Absolutely hilarious... who doesn't love a good "Buzzword Bullshitter"?

I have an additional archetypical project manager I'd like to introduce. I call this particular animal "The Absentee Project Manager".

This is the person that doesn't look at your fucking application for vast periods of time, then comes in and tries to rip the entire bleeding thing apart after a half an hour of looking at. The Absentee PM will fire off suggestion, after nonsensical suggestion; things like why don't you change the color of those buttons for emphasis? This is where a nice retort like “Because there are 300 of them in the application, you dick weed” comes in handy.

This wank off, in my opinion, is the most annoying and disdainful person one can ever prey they don't encounter in the field.

You are so right on! Writing code is more art than science. Developers should be allowed to CREATE! Budgets be damned! Schedules be damned! Audits be damned! Whenever you can deliver your masterpiece to me will be fine. And how could I be so moronic as to expect to put a price on your inspiration. I am so sorry that I bothered you Mr. Rembrandt.

And documentation? Worthless. There is no reason to have a document that you could give to a new person on the team to use for training. The developers already know everything and will never actually leave this job. So having a written record is pointless.

Would you like to know why we, as PMs, try to make your life miserable? Because everyone knows that you are egotistical dorks that are still pissed off that your intelligence didn't get you chicks in high school and that the Neanderthal QB (with the polished shoes) was the one with the prom queen. It is a continuation of that torture. Enjoy.

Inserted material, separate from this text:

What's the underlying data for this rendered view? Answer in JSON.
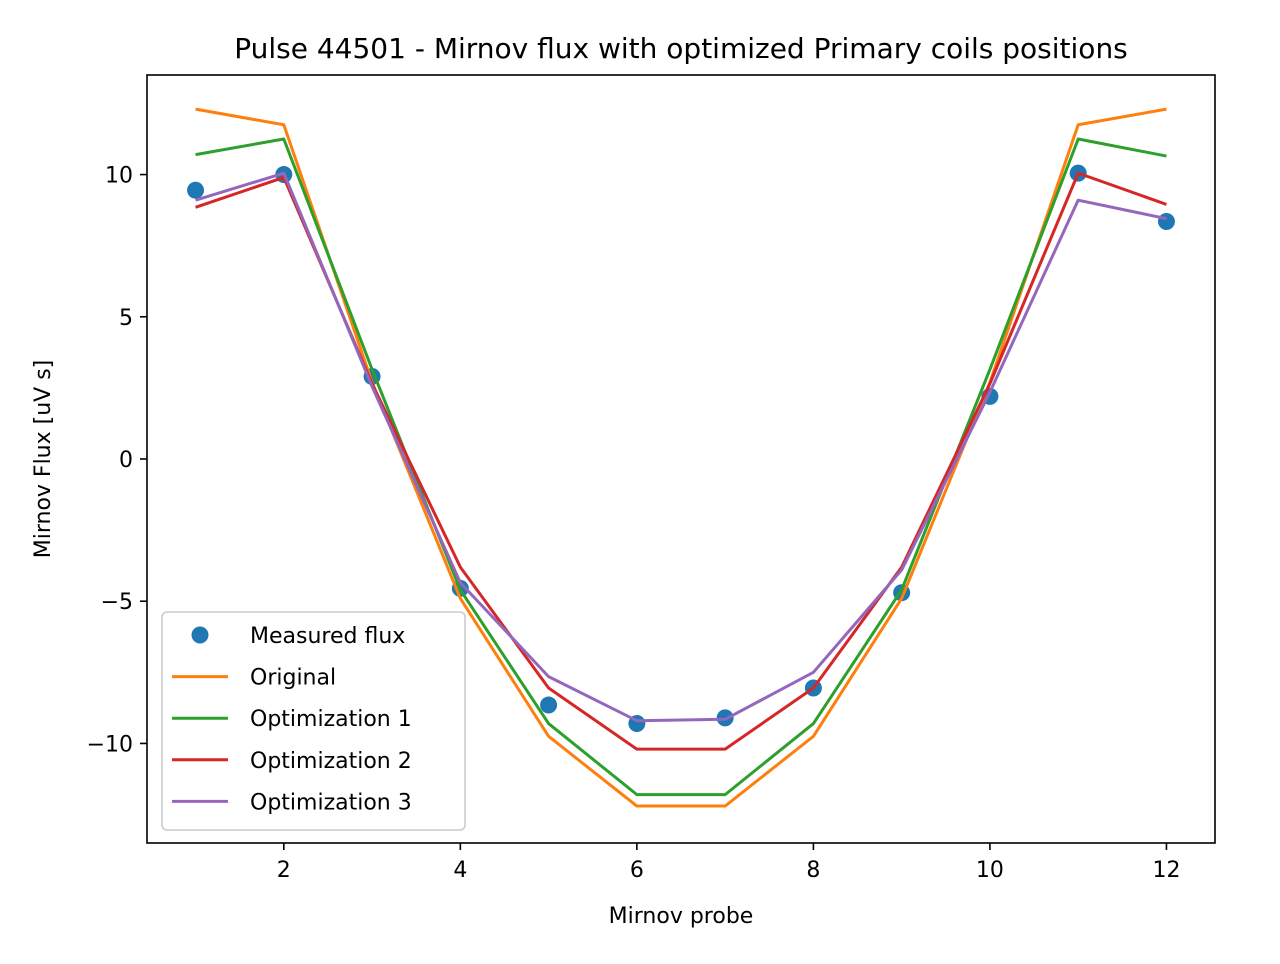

Project Management is practice of achieving goals given finite resources, both dollars and time. It is a very difficult job. Most project managers get impossible deadlines handed down from above and all sorts of resistance from below. Kind of like a lead scout in Vietnam: booby-traps and ambushes in front and fratricide from behind.

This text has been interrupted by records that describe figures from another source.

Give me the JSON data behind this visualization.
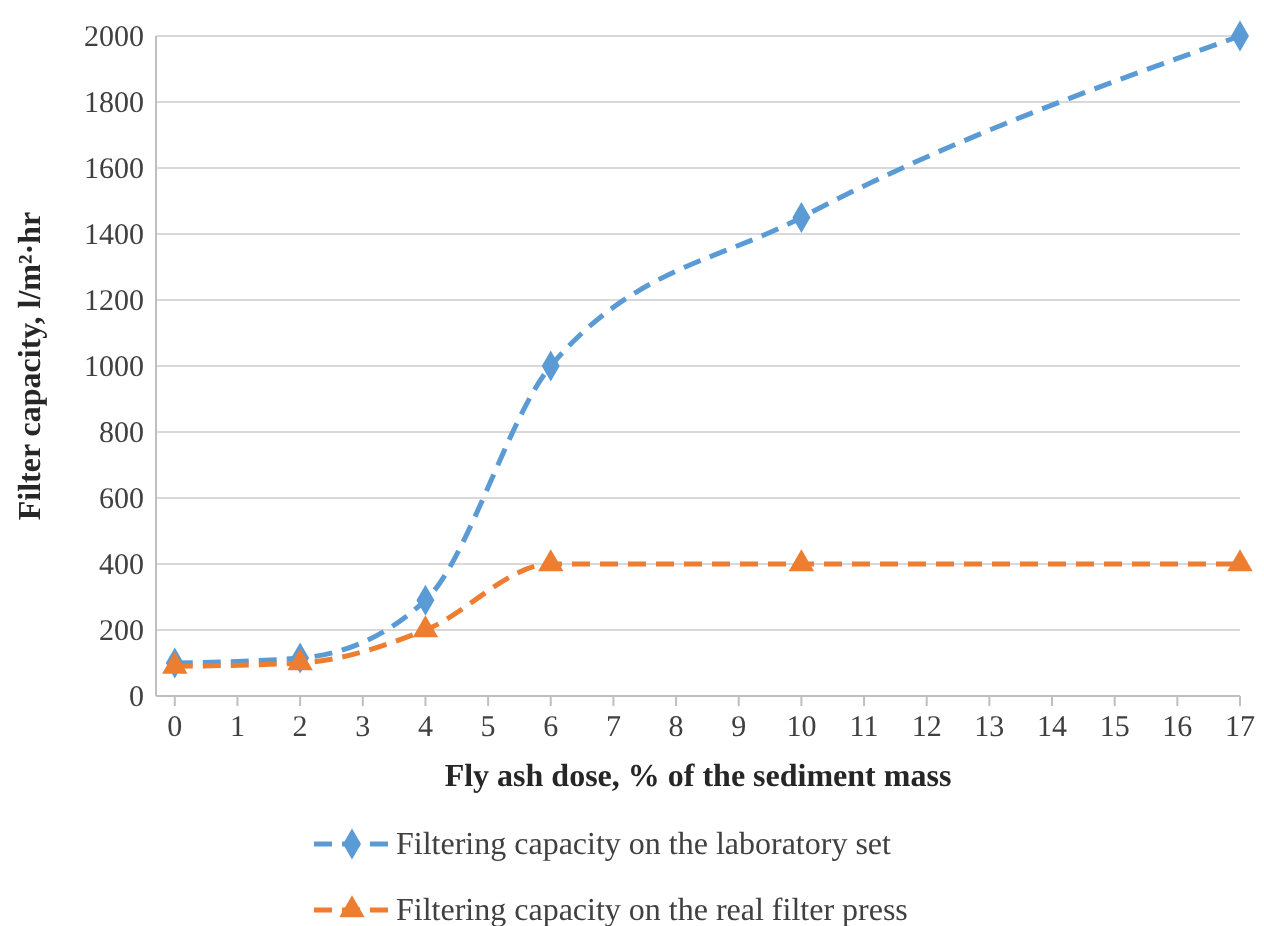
{
  "chart_data": {
    "type": "line",
    "xlabel": "Fly ash dose, % of the sediment mass",
    "ylabel": "Filter capacity, l/m²·hr",
    "x": [
      0,
      2,
      4,
      6,
      10,
      17
    ],
    "series": [
      {
        "name": "Filtering capacity on the laboratory set",
        "color": "#5b9bd5",
        "values": [
          100,
          115,
          290,
          1000,
          1450,
          2000
        ],
        "marker": "diamond"
      },
      {
        "name": "Filtering capacity on the real filter press",
        "color": "#ed7d31",
        "values": [
          90,
          100,
          200,
          400,
          400,
          400
        ],
        "marker": "triangle"
      }
    ],
    "xlim": [
      -0.3,
      17
    ],
    "xticks": [
      0,
      1,
      2,
      3,
      4,
      5,
      6,
      7,
      8,
      9,
      10,
      11,
      12,
      13,
      14,
      15,
      16,
      17
    ],
    "ylim": [
      0,
      2000
    ],
    "yticks": [
      0,
      200,
      400,
      600,
      800,
      1000,
      1200,
      1400,
      1600,
      1800,
      2000
    ],
    "grid": "y",
    "legend": "bottom",
    "line_style": "dashed"
  }
}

I would suggest that you have obviously never had a position of responsibility based upon your musings, beyond say, toilet training.

Criticism is useless when invalid. While your amphetamine laced observations may be entertaining they offer nothing in the way of constructive criticsm, just degenerate into poor imitations of gonzo whining, laced with profanities that are, ultimately, devoid of content. How can one detect this, remove the profanities from the sentence and if it stills makes sense, it has no meaninging.

My suggestion, become a project manager, wotk within your system for meaningful change. Chances are, you are probably a mediocre developer, and due for a change anyway.

The reason we need managers is because there are a lot of people (developers?) that need to be baby-sat. Sadly, this is what many managers do, hold people that are too immature accountable for crap schedules.

Well. I share your hatred of all things you mention in this post.

Hypocritically enough though, I am doing an MBA. I did take my time to find the right course though, coz else I'd have ended up with all the things I love to hate (or hate to love?).

I'm at Cass Business School and we hate powerpoint, fluff talk and useless tools whose sole purpose usually is to confuse the listener.